Thoughts on pipeline post Data Handling Meeting

Here are what I take to be the primary issues that need addressing in the next iteration of the pipeline:

High level

more easily debuggable code; a language with a debugger. We've decided the bulk of the code that performs logic will be in java. Perl (or python) would be used for those functions closely tied to the unix O/S.
should consider providing a facility for general users (hence user roles needed to control access)
- segregate resources - disk, batch allocation, db table space
should consider running the system tests via the pipeline - also segregate its resources?)
be able to run on remote (to SLAC) farms, maintaining the bookkeeping of the output
- need interfaces to main resources - database and batch system. Java's hibernate provides the database interface.

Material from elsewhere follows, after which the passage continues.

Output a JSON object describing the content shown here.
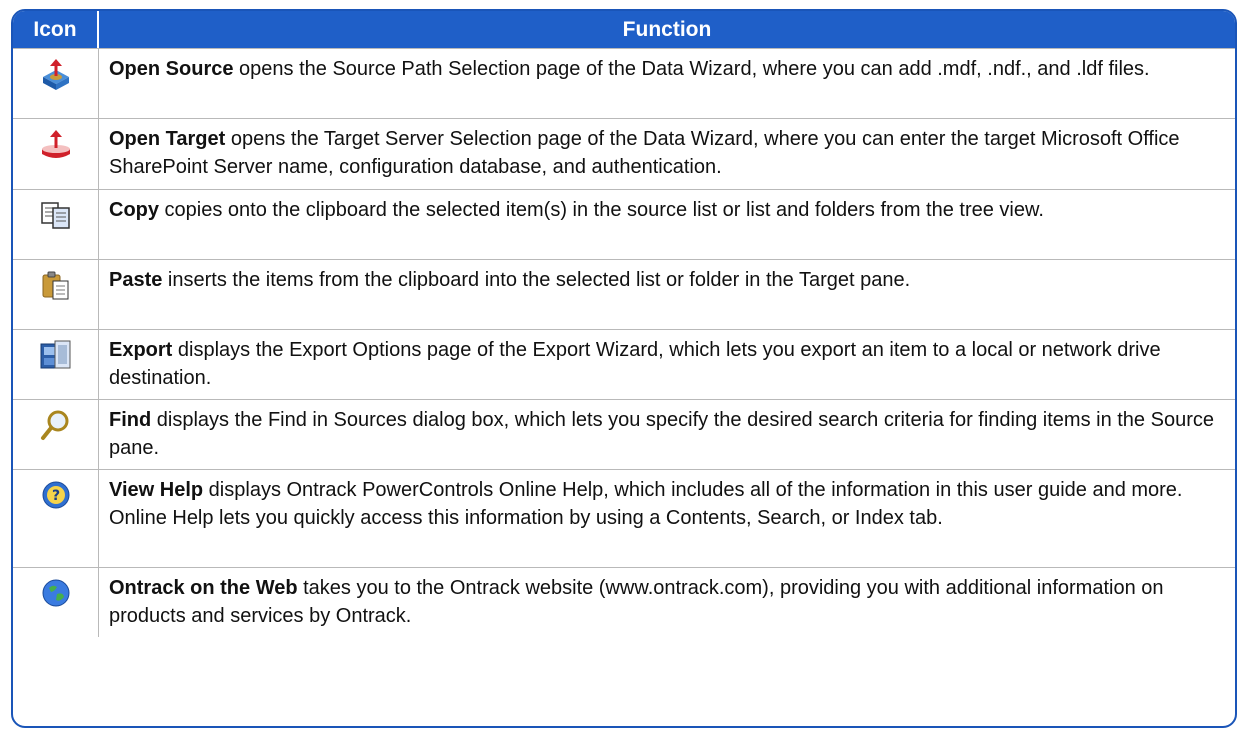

the graph of processes that can be supported needs to be much richer than provided now
- conditions for running a process need not be restricted to availability of datasets
- multiple processes should be able to work in parallel on a given dataset
- a process may depend on multiple datasets
- will presumably need a mechanism to split large datasets for faster parallel processing, then reassemble the products
- a task can take inputs from another task
- the graph should support versions of process runs and if desired follow up subsequent processes whose inputs have now been incremented. This could allow reprocessing while maintaining the basic identity of the original task.
the bookkeeping should keep track of the important applications being run (eg in current MC, version of script is not so important; version of GlastRelease is, but is not recorded)
allow code patches, but record that they are in use. Presumably on a process instance basis (rather than by some time stamp after which it is assumed all code uses this version?).
all files produced by the pipeline should be archived, and for real data, the input files too. At least the tasks run for the public good. Maybe not for users.
- at present, the archive is complicated by parallel tasks operating on a single run for I&T. Not clear how this would evolve in the world of a richer graph structure.